# Spare Tire?



## ♣300zx♣ (Aug 6, 2004)

I had to use my spare tire in my 86' 300zx, Used the air can to fill it- is there any where I can buy a new tire air can? I was suprized that a 18 year old can still had air in it. The spare tire was never used before.


----------



## '85 fairlady (May 1, 2004)

auto parts store. oh yeah does anyone have the original jacks and shit for your car cuz all the ones that I have bought don't have anything under neath
the carpet???


----------



## ♣300zx♣ (Aug 6, 2004)

[QUOTE='85 fairlady]auto parts store. oh yeah does anyone have the original jacks and shit for your car cuz all the ones that I have bought don't have anything under neath
the carpet???[/QUOTE]
Ya I do. I have all of the parts


----------



## Zen31ZR (Mar 24, 2004)

♣300zx♣ said:


> I had to use my spare tire in my 86' 300zx, Used the air can to fill it- is there any where I can buy a new tire air can? I was suprized that a 18 year old can still had air in it. The spare tire was never used before.

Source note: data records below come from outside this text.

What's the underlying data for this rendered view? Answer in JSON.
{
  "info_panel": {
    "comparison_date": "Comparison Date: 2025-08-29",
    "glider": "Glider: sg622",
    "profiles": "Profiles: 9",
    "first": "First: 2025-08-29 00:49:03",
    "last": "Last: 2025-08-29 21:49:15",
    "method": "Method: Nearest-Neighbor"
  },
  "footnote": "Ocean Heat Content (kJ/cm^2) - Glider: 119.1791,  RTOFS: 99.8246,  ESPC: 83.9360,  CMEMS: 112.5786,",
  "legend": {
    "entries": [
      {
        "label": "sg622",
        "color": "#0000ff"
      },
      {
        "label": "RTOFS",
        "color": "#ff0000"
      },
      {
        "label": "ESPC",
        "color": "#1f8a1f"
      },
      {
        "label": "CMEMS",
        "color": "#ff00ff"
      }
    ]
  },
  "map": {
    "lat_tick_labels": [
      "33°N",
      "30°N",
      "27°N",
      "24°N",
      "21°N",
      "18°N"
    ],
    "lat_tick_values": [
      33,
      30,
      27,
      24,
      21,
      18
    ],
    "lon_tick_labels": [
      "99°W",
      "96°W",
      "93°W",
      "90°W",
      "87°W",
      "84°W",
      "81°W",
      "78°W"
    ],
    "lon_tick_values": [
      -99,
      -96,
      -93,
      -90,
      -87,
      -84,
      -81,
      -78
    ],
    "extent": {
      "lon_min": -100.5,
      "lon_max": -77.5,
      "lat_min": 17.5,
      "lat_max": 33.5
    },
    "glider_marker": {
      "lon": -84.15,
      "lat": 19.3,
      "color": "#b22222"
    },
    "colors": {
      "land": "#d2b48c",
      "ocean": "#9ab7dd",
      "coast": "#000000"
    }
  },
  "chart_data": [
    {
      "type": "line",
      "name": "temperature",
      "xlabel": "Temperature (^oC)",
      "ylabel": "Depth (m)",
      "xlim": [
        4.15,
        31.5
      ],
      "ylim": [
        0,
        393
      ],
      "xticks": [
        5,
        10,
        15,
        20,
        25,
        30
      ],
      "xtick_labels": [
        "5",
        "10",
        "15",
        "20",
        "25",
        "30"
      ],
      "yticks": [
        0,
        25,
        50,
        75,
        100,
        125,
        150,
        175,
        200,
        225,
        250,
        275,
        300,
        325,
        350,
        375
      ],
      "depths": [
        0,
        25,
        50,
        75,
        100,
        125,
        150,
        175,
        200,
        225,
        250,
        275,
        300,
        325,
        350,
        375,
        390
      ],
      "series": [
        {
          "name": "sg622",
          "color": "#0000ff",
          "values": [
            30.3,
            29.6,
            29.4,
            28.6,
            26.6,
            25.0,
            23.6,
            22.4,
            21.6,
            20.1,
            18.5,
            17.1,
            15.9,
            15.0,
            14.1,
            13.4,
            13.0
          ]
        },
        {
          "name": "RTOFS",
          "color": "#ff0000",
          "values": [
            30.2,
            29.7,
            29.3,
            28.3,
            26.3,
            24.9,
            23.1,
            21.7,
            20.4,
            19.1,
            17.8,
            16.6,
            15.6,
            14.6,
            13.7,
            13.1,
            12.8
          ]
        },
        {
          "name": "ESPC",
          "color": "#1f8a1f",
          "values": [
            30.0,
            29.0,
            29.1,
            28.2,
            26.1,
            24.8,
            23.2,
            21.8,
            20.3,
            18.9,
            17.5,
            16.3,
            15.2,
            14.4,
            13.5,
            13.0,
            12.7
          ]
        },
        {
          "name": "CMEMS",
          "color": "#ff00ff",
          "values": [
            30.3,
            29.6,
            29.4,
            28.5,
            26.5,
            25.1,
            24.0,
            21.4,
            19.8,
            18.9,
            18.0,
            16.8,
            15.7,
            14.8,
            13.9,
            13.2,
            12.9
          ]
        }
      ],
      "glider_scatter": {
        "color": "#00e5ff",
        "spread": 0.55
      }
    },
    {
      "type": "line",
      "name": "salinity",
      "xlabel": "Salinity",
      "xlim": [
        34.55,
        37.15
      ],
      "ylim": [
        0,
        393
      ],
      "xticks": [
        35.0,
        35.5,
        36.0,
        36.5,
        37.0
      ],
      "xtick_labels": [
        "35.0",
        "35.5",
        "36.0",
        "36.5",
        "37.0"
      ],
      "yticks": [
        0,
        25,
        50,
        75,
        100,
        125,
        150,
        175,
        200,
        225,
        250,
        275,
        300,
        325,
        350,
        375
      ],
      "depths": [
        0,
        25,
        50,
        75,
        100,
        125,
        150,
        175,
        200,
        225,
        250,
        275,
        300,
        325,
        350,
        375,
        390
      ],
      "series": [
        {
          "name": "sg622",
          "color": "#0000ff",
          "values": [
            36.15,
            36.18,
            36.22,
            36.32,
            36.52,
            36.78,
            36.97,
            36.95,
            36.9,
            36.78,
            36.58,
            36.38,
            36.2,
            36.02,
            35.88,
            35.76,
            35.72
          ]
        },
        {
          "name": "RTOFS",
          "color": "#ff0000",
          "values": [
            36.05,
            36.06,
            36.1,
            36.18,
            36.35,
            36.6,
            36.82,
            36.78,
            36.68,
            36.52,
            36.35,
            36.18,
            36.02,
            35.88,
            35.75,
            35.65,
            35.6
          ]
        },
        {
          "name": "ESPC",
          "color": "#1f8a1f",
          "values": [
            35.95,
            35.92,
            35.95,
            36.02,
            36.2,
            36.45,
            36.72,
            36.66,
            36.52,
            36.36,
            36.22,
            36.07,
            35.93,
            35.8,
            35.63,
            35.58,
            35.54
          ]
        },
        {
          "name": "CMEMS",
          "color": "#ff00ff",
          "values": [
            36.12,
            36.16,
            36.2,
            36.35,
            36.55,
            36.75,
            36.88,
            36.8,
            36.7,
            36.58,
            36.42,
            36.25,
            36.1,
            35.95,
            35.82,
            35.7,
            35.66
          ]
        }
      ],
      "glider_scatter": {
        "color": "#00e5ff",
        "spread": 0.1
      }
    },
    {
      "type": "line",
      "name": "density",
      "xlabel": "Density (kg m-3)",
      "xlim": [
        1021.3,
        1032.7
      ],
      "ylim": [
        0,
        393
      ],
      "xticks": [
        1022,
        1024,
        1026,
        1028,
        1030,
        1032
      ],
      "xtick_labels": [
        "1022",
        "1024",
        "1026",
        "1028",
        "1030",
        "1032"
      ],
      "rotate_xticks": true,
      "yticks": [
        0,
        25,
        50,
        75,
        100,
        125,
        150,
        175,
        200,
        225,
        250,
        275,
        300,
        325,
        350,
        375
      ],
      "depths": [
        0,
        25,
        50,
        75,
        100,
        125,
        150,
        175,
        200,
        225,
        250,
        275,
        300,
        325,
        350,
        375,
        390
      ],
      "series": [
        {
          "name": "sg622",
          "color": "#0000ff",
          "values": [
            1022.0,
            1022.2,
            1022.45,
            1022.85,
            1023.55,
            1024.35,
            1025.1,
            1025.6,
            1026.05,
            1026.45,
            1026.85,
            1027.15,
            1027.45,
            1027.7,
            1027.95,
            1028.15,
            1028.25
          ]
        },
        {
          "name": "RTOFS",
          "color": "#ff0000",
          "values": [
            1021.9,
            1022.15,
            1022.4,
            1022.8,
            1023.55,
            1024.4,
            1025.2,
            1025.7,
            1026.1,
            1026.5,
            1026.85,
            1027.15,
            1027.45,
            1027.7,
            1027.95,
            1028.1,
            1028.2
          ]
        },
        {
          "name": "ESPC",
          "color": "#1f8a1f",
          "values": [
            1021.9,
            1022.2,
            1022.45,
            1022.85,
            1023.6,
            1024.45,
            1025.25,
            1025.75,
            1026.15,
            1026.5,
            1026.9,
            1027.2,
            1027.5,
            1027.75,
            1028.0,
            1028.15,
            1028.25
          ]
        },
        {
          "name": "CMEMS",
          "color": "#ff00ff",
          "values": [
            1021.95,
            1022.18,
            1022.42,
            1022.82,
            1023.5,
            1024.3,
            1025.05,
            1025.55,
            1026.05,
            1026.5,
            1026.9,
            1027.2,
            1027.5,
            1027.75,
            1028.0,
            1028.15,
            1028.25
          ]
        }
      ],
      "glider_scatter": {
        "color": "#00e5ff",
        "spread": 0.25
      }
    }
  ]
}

 I have a can too, and a spare. Don't plan on using either one.


----------



## asleepz (Feb 24, 2004)

You can usually find those at any auto parts store. If not just get a 12V compressor


----------



## Zen31ZR (Mar 24, 2004)

SKD_Tech said:


> You can usually find those at any auto parts store. If not just get a 12V compressor


 I like those so-called "truck" compressors, they're about the only ones with any decent inflation power. They cost a touch more but it's well worth it. I had one back when I did road-side assistance years ago, and it lasted over 2 years with being used 6-10 times a day.


----------